Under the precise and painstakingly positioned Fraxion 3 and Monopoint lights, camouflage patterns emerge from the shiny coat of a horse depicted on a monumental 10-foot wide, 7.5-foot tall canvas. The painterly camuflage on Jammie Holmes’ striking acrylic on canvas Back Horse (2023) is apropos, as we learn from the artist’s inspiration for the symbolic equine subject.

With the custom lighting, the coat’s disguising effect transforms the painting and forces our gaze deeper into the seemingly simple realistic subject. “Most of my work is Black males and females. Around the time of that painting I worked on a Vietnam series about Black soldiers having to fight in America for equal rights and in Vietnam for America.

That horse came around the same time so I replaced the human figure with the endurance of the horse. So the horse is a human,” Holmes explained. Some 300,000 Black Americans served in the Vietnam War, according to the Library of Congress.

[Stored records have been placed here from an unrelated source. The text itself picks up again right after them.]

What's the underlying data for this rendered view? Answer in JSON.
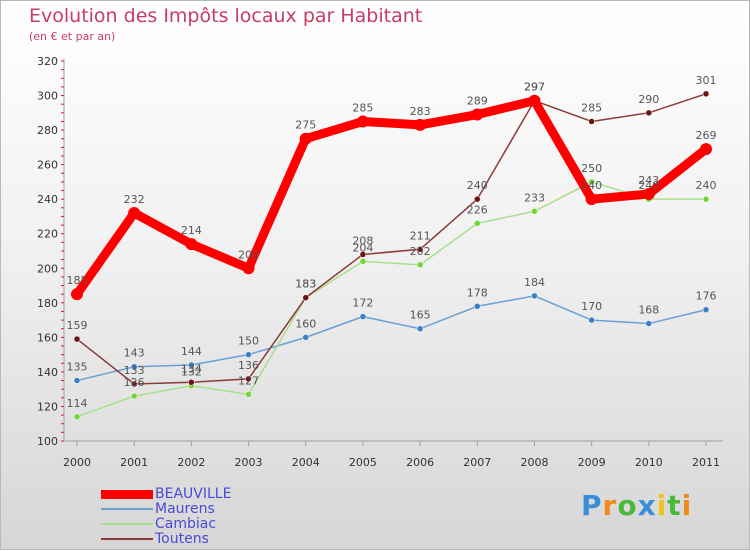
{
  "title": "Evolution des Impôts locaux par Habitant",
  "subtitle": "(en € et par an)",
  "chart_data": {
    "type": "line",
    "title": "Evolution des Impôts locaux par Habitant",
    "subtitle": "(en € et par an)",
    "xlabel": "",
    "ylabel": "",
    "x": [
      "2000",
      "2001",
      "2002",
      "2003",
      "2004",
      "2005",
      "2006",
      "2007",
      "2008",
      "2009",
      "2010",
      "2011"
    ],
    "ylim": [
      100,
      320
    ],
    "yticks": [
      100,
      120,
      140,
      160,
      180,
      200,
      220,
      240,
      260,
      280,
      300,
      320
    ],
    "grid": "none",
    "legend": "bottom-left",
    "series": [
      {
        "name": "BEAUVILLE",
        "color": "#ff0000",
        "line_width": 9,
        "marker_color": "#ff0000",
        "values": [
          185,
          232,
          214,
          200,
          275,
          285,
          283,
          289,
          297,
          240,
          243,
          269
        ]
      },
      {
        "name": "Maurens",
        "color": "#6a9fd4",
        "line_width": 1.5,
        "marker_color": "#3b7fc8",
        "values": [
          135,
          143,
          144,
          150,
          160,
          172,
          165,
          178,
          184,
          170,
          168,
          176
        ]
      },
      {
        "name": "Cambiac",
        "color": "#a8e08a",
        "line_width": 1.5,
        "marker_color": "#77d23a",
        "values": [
          114,
          126,
          132,
          127,
          183,
          204,
          202,
          226,
          233,
          250,
          240,
          240
        ]
      },
      {
        "name": "Toutens",
        "color": "#8a3a3a",
        "line_width": 1.5,
        "marker_color": "#6b1414",
        "values": [
          159,
          133,
          134,
          136,
          183,
          208,
          211,
          240,
          297,
          285,
          290,
          301
        ]
      }
    ]
  },
  "logo": {
    "letters": [
      "P",
      "r",
      "o",
      "x",
      "i",
      "t",
      "i"
    ],
    "colors": [
      "#3a8ed8",
      "#f08a1a",
      "#49b83b",
      "#3a8ed8",
      "#f0c21a",
      "#49b83b",
      "#f08a1a"
    ]
  }
}
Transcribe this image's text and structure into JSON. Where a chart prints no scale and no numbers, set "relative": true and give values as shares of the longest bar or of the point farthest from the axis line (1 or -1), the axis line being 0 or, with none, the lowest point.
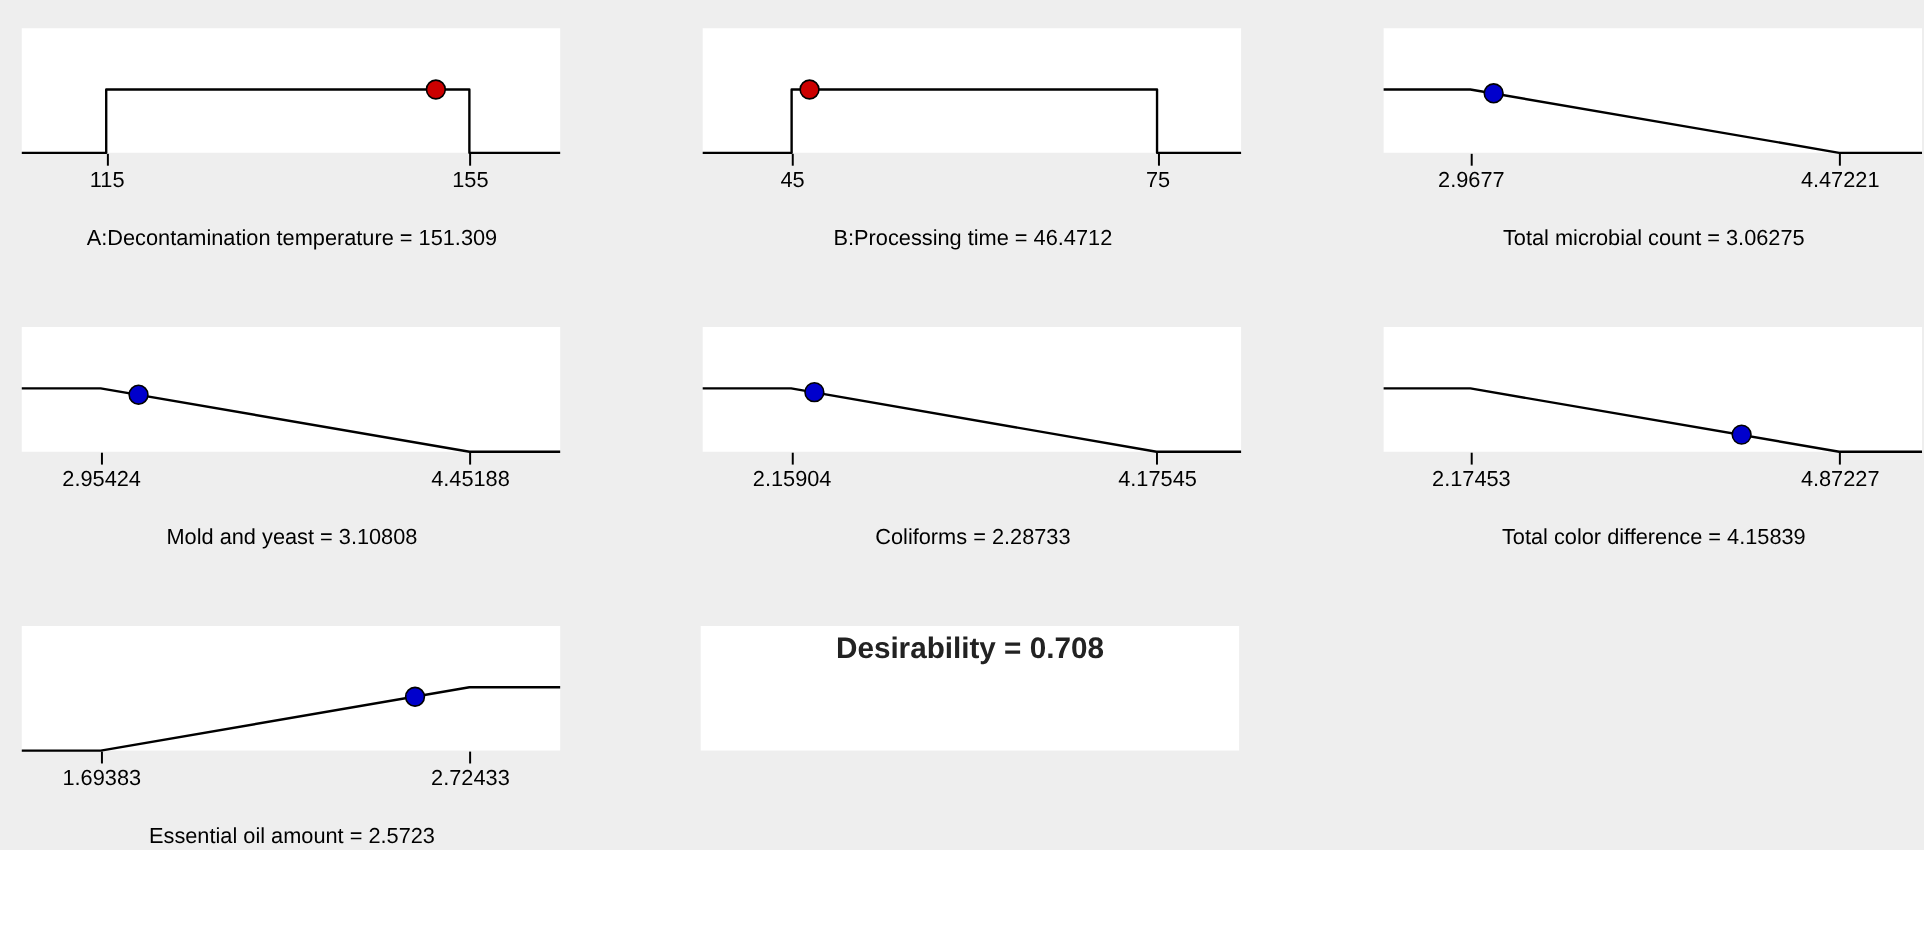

In 1965, mid-way through the conflict in Vietnam, Laos, and Cambodia, Black Americans filled 31% of the ground combat battalions in Vietnam, nearly triple the percentage of Black Americans as a minority in the general U.S. population at the time (12%).

Black Americans accounted for a staggering and grossly disproportionate 24% of the U.S. Army's fatal casualties in 1965.

Through this portrait, we confront the dark history of Black people in the U.S., along with the history of horses in warfare, which dates back to at least.